“If you want the fire to keep burning, you have to keep feeding it, and if the fire has gone out, you have to start with some kindling.”
That line stopped me in my tracks.
It came from a story shared by a man who once wrote a song for a woman he loved. He played it for her at an open mic night years ago, and that was the night she fell for him. Fifteen years later, he says she still greets him with the same smile. His advice was simple, but weighty: love doesn’t keep itself warmyou have to do the work.
Somewhere between “I do” and “I’m exhausted,” many couples forget that.
The chase fades into chores, the dates turn into schedules, and the spark becomes a memory. But passion doesn’t disappear, it’s simply waiting to be rekindled.
We tend to think that lasting love should sustain itself, but even a well-built fire cools when left alone. Affection, connection, laughter, they’re all embers that respond to attention. Ignore them long enough, and they grow cold. Feed them with care, and they glow again.
Feeding the fire looks like showing up with intention, leaving a note, planning a walk, praying together, saying thank you.
Starting with kindling looks like humility, choosing to apologize first, offering grace, or revisiting what made you fall in love in the first place.
Paul wrote, “Love one another with brotherly affection. Outdo one another in showing honor. Do not be slothful in zeal, be fervent in spirit, serve the Lord.” (Romans 12:10–11)
It’s a reminder that love is both feeling and effort, devotion expressed through action. Passion cools when we grow passive, but it reignites when we love with purpose.
And Scripture also says,
“Place me like a seal over your heart… for love is as strong as death, its jealousy unyielding as the grave. It burns like blazing fire, like a mighty flame. Many waters cannot quench love; rivers cannot sweep it away.” (Song of Solomon 8:6–7)

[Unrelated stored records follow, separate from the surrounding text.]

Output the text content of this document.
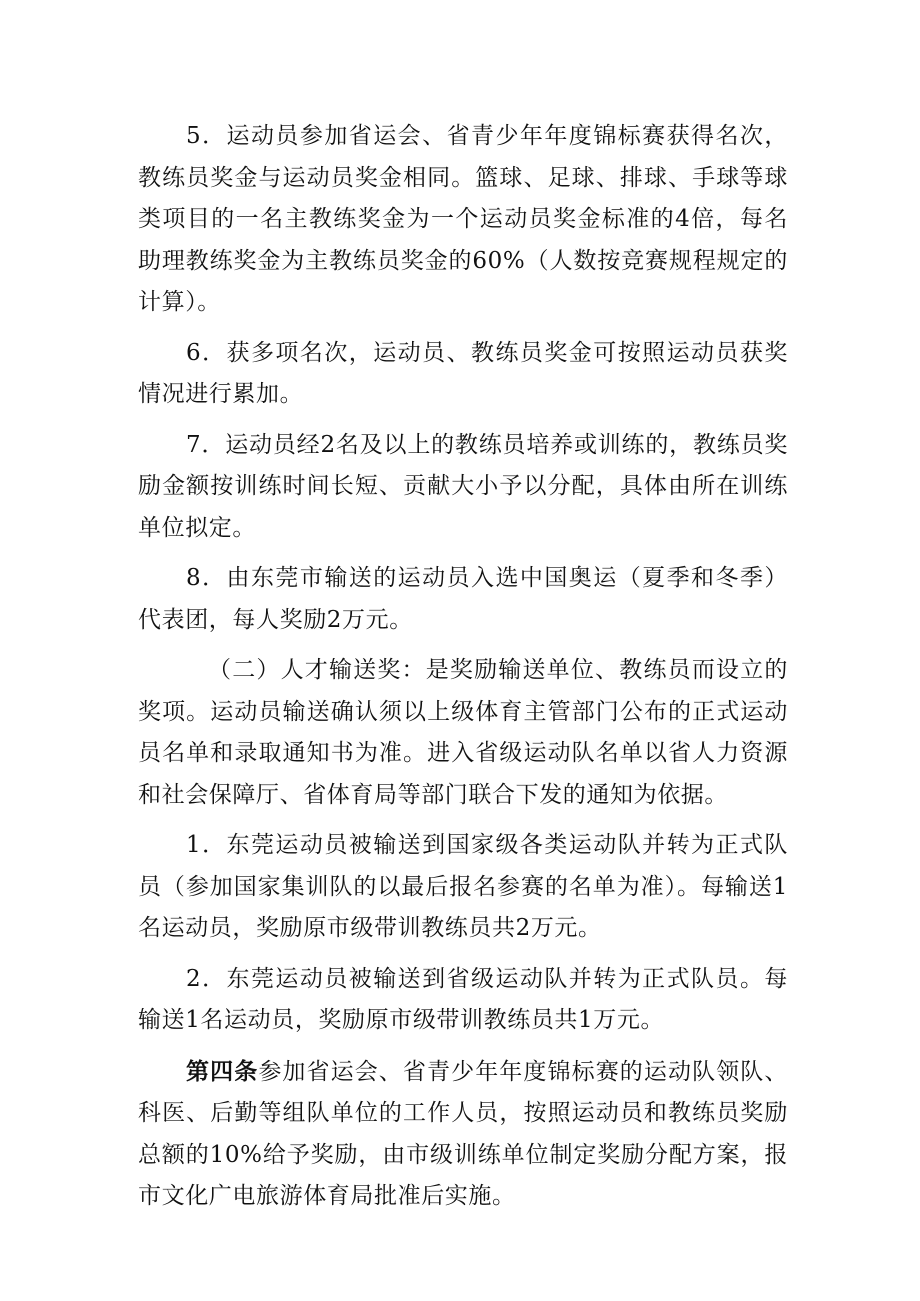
5．运动员参加省运会、省青少年年度锦标赛获得名次，教练员奖金与运动员奖金相同。篮球、足球、排球、手球等球类项目的一名主教练奖金为一个运动员奖金标准的4倍，每名助理教练奖金为主教练员奖金的60%（人数按竞赛规程规定的计算）。

6．获多项名次，运动员、教练员奖金可按照运动员获奖情况进行累加。

7．运动员经2名及以上的教练员培养或训练的，教练员奖励金额按训练时间长短、贡献大小予以分配，具体由所在训练单位拟定。

8．由东莞市输送的运动员入选中国奥运（夏季和冬季）代表团，每人奖励2万元。

（二）人才输送奖：是奖励输送单位、教练员而设立的奖项。运动员输送确认须以上级体育主管部门公布的正式运动员名单和录取通知书为准。进入省级运动队名单以省人力资源和社会保障厅、省体育局等部门联合下发的通知为依据。

1．东莞运动员被输送到国家级各类运动队并转为正式队员（参加国家集训队的以最后报名参赛的名单为准）。每输送1名运动员，奖励原市级带训教练员共2万元。

2．东莞运动员被输送到省级运动队并转为正式队员。每输送1名运动员，奖励原市级带训教练员共1万元。

第四条参加省运会、省青少年年度锦标赛的运动队领队、科医、后勤等组队单位的工作人员，按照运动员和教练员奖励总额的10%给予奖励，由市级训练单位制定奖励分配方案，报市文化广电旅游体育局批准后实施。
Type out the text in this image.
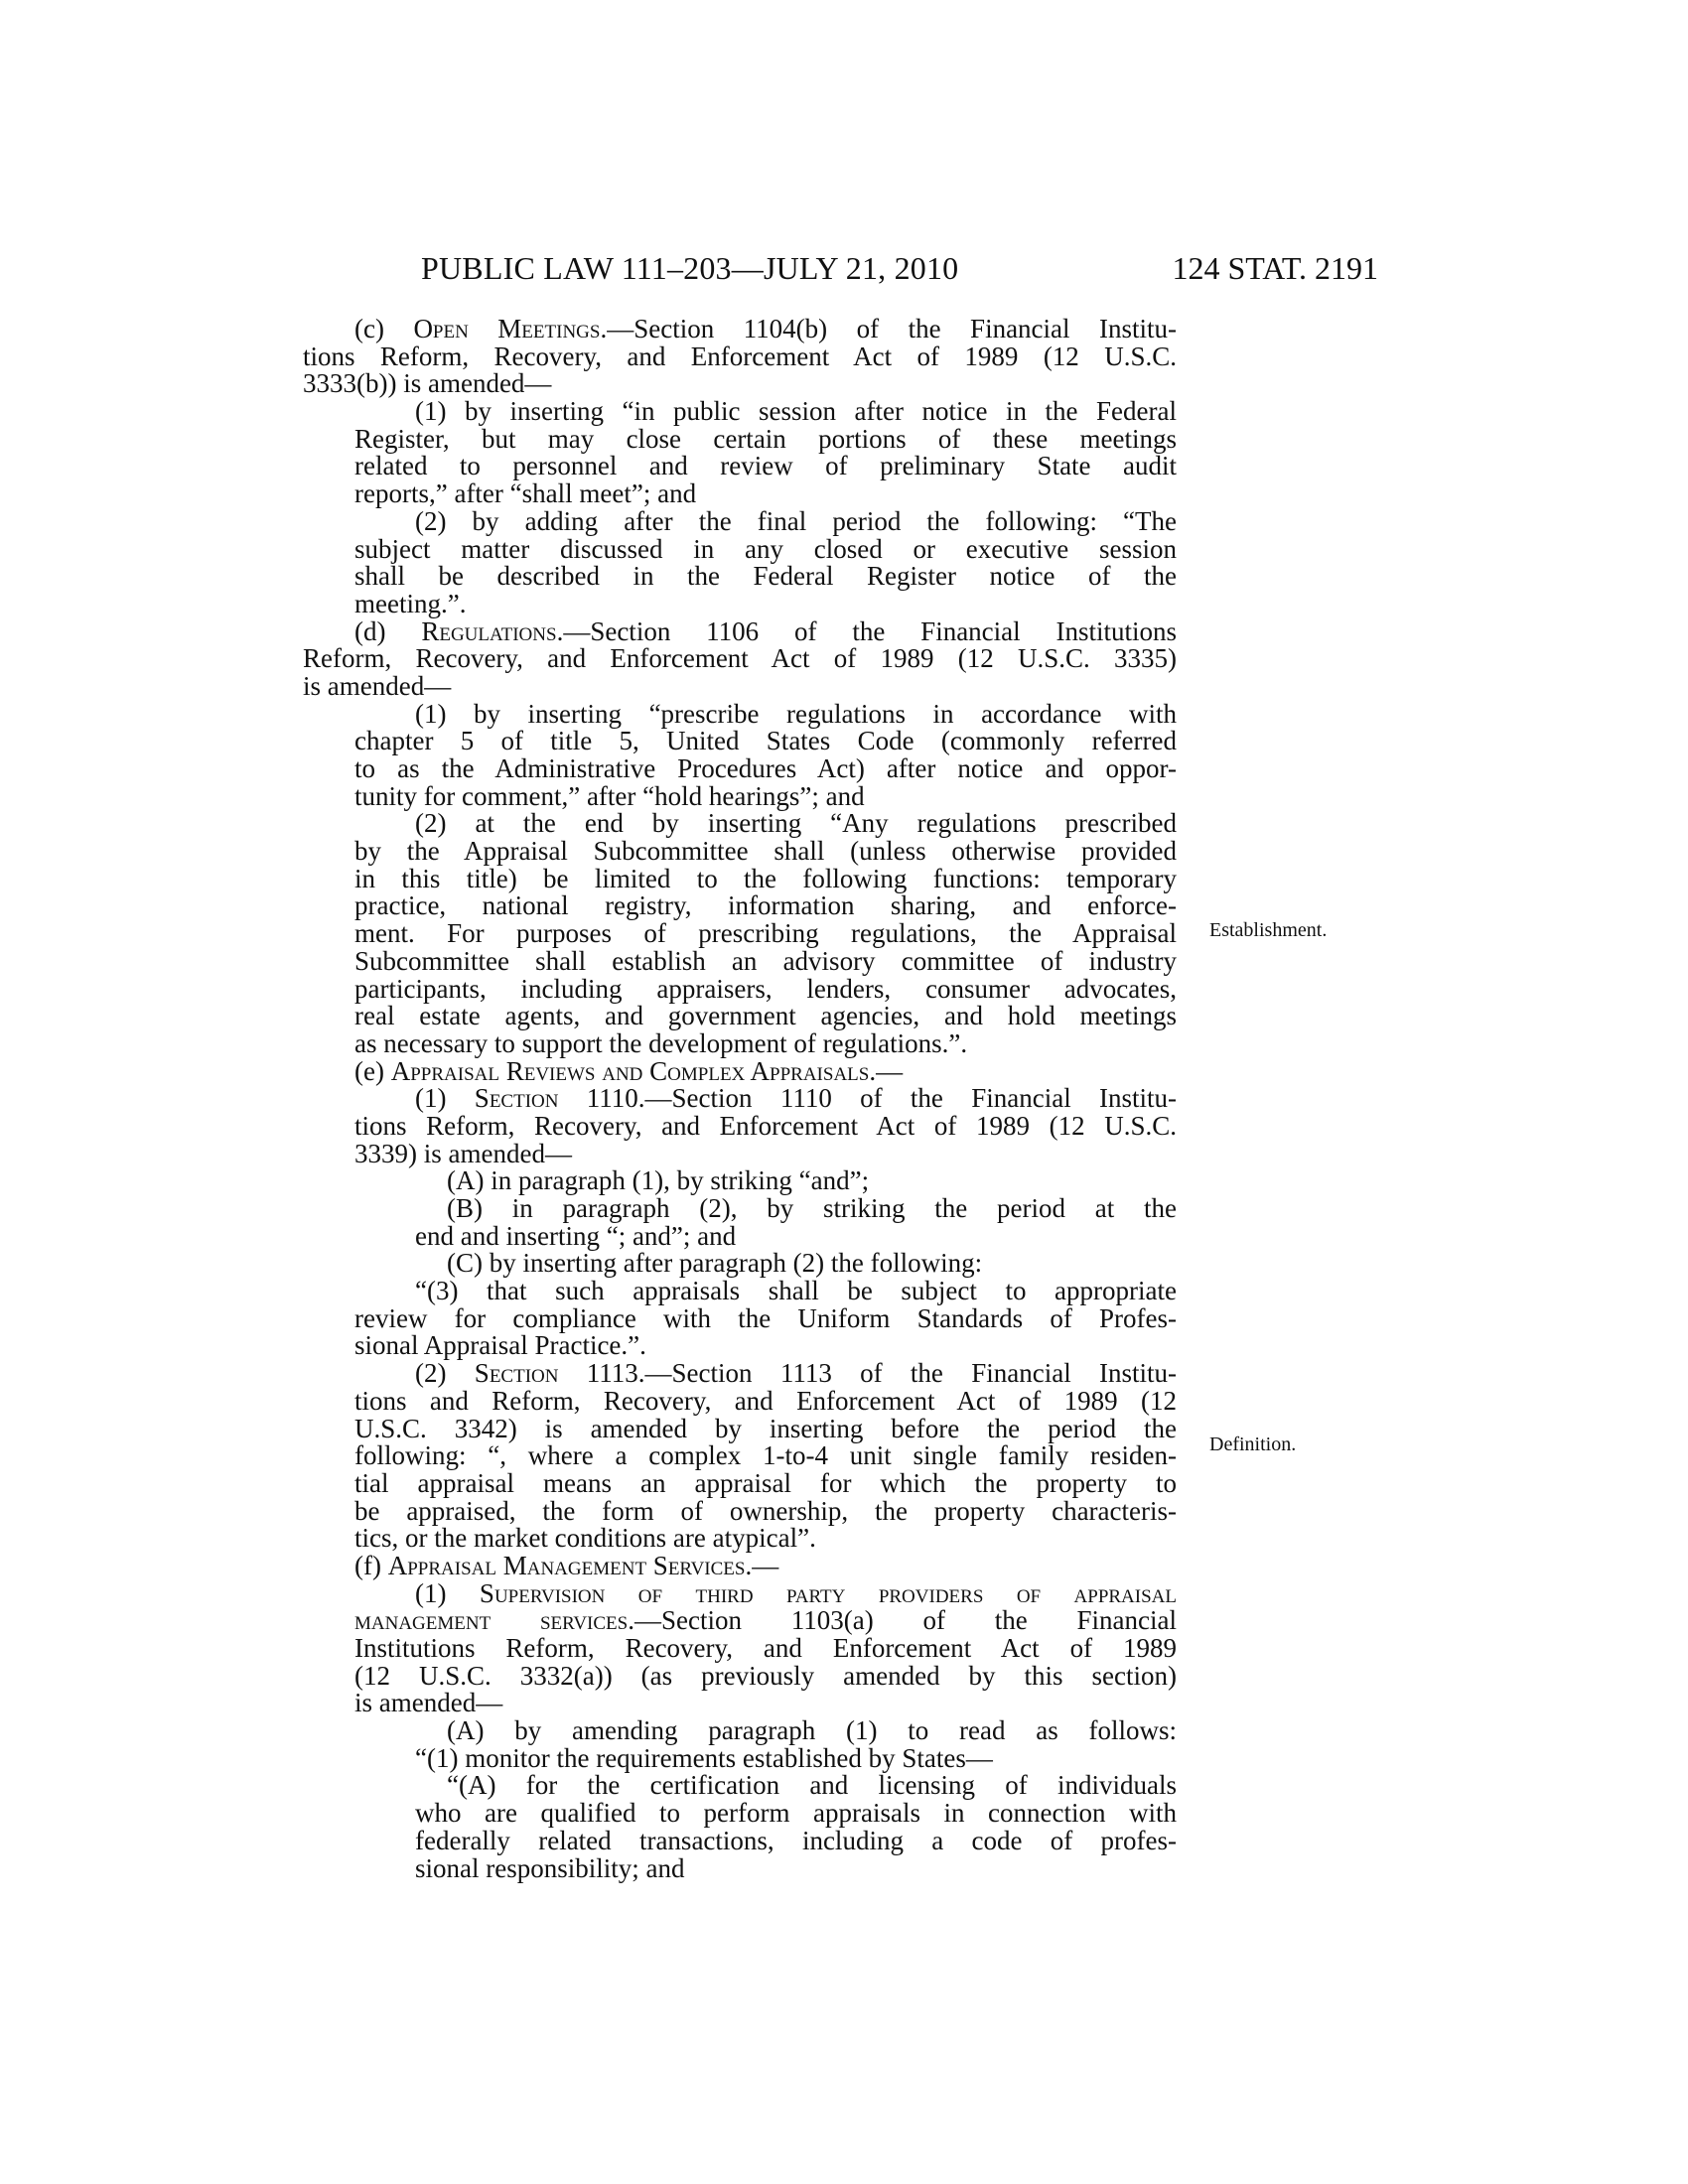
PUBLIC LAW 111–203—JULY 21, 2010	124 STAT. 2191
(c) Open Meetings.—Section 1104(b) of the Financial Institu-
tions Reform, Recovery, and Enforcement Act of 1989 (12 U.S.C.
3333(b)) is amended—
(1) by inserting “in public session after notice in the Federal
Register, but may close certain portions of these meetings
related to personnel and review of preliminary State audit
reports,” after “shall meet”; and
(2) by adding after the final period the following: “The
subject matter discussed in any closed or executive session
shall be described in the Federal Register notice of the
meeting.”.
(d) Regulations.—Section 1106 of the Financial Institutions
Reform, Recovery, and Enforcement Act of 1989 (12 U.S.C. 3335)
is amended—
(1) by inserting “prescribe regulations in accordance with
chapter 5 of title 5, United States Code (commonly referred
to as the Administrative Procedures Act) after notice and oppor-
tunity for comment,” after “hold hearings”; and
(2) at the end by inserting “Any regulations prescribed
by the Appraisal Subcommittee shall (unless otherwise provided
in this title) be limited to the following functions: temporary
practice, national registry, information sharing, and enforce-
ment. For purposes of prescribing regulations, the Appraisal
Subcommittee shall establish an advisory committee of industry
participants, including appraisers, lenders, consumer advocates,
real estate agents, and government agencies, and hold meetings
as necessary to support the development of regulations.”.
(e) Appraisal Reviews and Complex Appraisals.—
(1) Section 1110.—Section 1110 of the Financial Institu-
tions Reform, Recovery, and Enforcement Act of 1989 (12 U.S.C.
3339) is amended—
(A) in paragraph (1), by striking “and”;
(B) in paragraph (2), by striking the period at the
end and inserting “; and”; and
(C) by inserting after paragraph (2) the following:
“(3) that such appraisals shall be subject to appropriate
review for compliance with the Uniform Standards of Profes-
sional Appraisal Practice.”.
(2) Section 1113.—Section 1113 of the Financial Institu-
tions and Reform, Recovery, and Enforcement Act of 1989 (12
U.S.C. 3342) is amended by inserting before the period the
following: “, where a complex 1-to-4 unit single family residen-
tial appraisal means an appraisal for which the property to
be appraised, the form of ownership, the property characteris-
tics, or the market conditions are atypical”.
(f) Appraisal Management Services.—
(1) Supervision of third party providers of appraisal
management services.—Section 1103(a) of the Financial
Institutions Reform, Recovery, and Enforcement Act of 1989
(12 U.S.C. 3332(a)) (as previously amended by this section)
is amended—
(A) by amending paragraph (1) to read as follows:
“(1) monitor the requirements established by States—
“(A) for the certification and licensing of individuals
who are qualified to perform appraisals in connection with
federally related transactions, including a code of profes-
sional responsibility; and
Establishment.
Definition.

That kind of love doesn’t just happen; it’s cultivated. It’s protected. It’s tended through storms and strengthened through stillness. It burns because someone keeps feeding it.
Maybe your fire is blazing. Maybe it’s just smoke.
Either way, it takes the same thing, attention.
Love’s warmth doesn’t come from waiting; it comes from working.
The warmth we long for doesn’t return through wishing, it returns through tending.
When we bring our humility and God brings His grace, the flame that once burned bright can burn steady again.
And sometimes, that steady fire is the most beautiful kind.
…just a thought.
What’s one small thing you could do this week to “feed the fire” in your relationship?